Adventure and home is about what I will talk now. And maybe I could say adventure against home. I am thinking a lot about it for last days. I am trying to visualize my future. It is that I would like to get to one conclusion, that will bring me some order or maybe peace. And my thinking does not bring me anyway. I am always finding myself in another memory.
So let try from another root. Let talk what home is. It is a place where you feel secure and if that is also family, you will get also love there. It is place where will you feel on the warm. Suddenly, I am getting out with desire. Is it congruence with loneliness? And now I will jump to routine and slavery. I am aborting any thought which could bring me something bright. What is happening? Like something is telling me to stop and wait.
After of 8 months of living in action I am now at point of going toward emptiness. And it has some logic in it. Tereza is waiting. She is not my center any more. And now I am finding me in another world, alone, a stranger. I have to discover new philosophy to function. But as first I have to say good by to old.
Moj odgovor na tvoje vprašanje: kaj se bo zgodilo naslednje.
Aventura in dom je to, o čem bom govoril zdaj. In morda bi lahko rekel avantura proti domu. Razmišljam precej o tem v zadnjih dneh. Poskušam vizualizirati mojo prihodnjost. To je zato, ker bi rad prišel do enega sklepa, ki mi bo prinesl nekaj reda ali morda mir. In razmišljenje me ne pripelje nikamor. Vedno znova se znajdem drugje v spominu.

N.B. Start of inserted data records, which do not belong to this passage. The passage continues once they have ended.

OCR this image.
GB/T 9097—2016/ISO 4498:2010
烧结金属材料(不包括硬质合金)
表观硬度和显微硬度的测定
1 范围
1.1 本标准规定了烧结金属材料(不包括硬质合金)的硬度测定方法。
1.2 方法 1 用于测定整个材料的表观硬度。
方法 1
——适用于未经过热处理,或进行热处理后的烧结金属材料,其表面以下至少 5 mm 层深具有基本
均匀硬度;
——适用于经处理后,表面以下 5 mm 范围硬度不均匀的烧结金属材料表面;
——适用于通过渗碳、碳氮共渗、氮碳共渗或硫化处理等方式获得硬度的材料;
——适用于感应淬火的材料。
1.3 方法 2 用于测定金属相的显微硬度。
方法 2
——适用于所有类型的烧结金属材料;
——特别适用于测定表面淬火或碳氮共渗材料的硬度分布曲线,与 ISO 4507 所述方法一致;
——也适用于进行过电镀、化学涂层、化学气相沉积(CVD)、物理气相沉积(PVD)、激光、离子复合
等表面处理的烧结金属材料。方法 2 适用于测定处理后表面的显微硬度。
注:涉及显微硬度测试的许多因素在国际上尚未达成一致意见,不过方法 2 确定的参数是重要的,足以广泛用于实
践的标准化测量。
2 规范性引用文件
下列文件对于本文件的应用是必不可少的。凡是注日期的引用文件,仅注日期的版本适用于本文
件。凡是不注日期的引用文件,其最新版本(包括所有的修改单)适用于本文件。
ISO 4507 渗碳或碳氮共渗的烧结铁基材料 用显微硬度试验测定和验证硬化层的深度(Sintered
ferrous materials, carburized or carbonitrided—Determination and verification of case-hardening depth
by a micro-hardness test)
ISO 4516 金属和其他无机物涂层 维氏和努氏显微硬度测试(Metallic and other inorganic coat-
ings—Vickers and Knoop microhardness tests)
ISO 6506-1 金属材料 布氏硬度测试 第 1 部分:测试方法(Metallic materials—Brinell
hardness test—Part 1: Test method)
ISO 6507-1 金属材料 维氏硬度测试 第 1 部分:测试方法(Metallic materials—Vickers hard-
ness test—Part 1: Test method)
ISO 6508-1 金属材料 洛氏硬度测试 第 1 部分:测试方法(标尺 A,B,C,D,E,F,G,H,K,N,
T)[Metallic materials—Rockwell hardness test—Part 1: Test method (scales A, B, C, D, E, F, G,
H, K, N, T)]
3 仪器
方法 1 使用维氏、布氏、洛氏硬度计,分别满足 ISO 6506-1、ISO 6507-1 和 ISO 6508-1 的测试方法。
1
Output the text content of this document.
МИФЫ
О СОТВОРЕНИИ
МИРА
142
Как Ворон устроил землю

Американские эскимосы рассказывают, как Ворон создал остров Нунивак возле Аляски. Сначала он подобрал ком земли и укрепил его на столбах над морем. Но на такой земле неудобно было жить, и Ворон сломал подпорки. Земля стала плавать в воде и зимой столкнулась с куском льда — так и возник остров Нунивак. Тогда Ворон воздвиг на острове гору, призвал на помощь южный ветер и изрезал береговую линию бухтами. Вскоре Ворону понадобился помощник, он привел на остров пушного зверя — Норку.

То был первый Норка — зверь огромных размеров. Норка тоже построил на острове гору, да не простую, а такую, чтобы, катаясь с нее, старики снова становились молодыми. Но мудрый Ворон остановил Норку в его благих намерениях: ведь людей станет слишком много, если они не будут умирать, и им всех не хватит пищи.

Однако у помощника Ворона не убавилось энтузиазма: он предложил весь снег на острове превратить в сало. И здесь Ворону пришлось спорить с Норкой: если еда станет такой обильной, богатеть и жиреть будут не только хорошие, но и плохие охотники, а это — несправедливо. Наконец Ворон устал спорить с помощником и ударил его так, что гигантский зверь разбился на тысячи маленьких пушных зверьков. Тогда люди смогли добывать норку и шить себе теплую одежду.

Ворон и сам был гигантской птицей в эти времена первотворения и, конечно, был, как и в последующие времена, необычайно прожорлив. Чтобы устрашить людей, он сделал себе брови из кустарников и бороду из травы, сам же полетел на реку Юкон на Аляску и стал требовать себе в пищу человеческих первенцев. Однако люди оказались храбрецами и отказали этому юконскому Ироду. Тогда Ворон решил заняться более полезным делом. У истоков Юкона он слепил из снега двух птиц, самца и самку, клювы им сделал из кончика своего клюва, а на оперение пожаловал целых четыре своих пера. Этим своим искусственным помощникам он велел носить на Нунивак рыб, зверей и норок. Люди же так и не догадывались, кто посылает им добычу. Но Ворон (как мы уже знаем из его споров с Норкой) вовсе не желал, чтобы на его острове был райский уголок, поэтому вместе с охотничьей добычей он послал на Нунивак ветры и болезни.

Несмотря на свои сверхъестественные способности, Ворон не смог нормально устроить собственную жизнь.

Torej bom poiskusil drugače. In govoril o tem, kaj je dom. To je kraj, kjer se počutimo varne, in če je to tudi družina, dobite tudi ljubezen. To je kraj, kjer se boste počutili na toplem. Nenadoma se prbuja hrepenenje. Ali zaznavam osamljenost? In zdaj bom preskočil na pojem rutinie in suženjstva. Prekinjam vsak tok misli,ki bi mi prinesel karkoli svetlega. Kaj se dogaja? Kot da bi mi nekaj govorilo naj se ustavim in čakam.
Po 8 mesecih življenja v akciji sem zdaj v točki, ko grem proti praznini. In tudi je nekaj logike v stvari. Tereza čaka. Ona ni več moj center. In zdaj se pričenjam zavedati, da sem v drugem svetu,sam, tujec. Moram odkriti novo filozofijo, da bi funkcjoniral. Ampak najprej se moram posloviti od starega.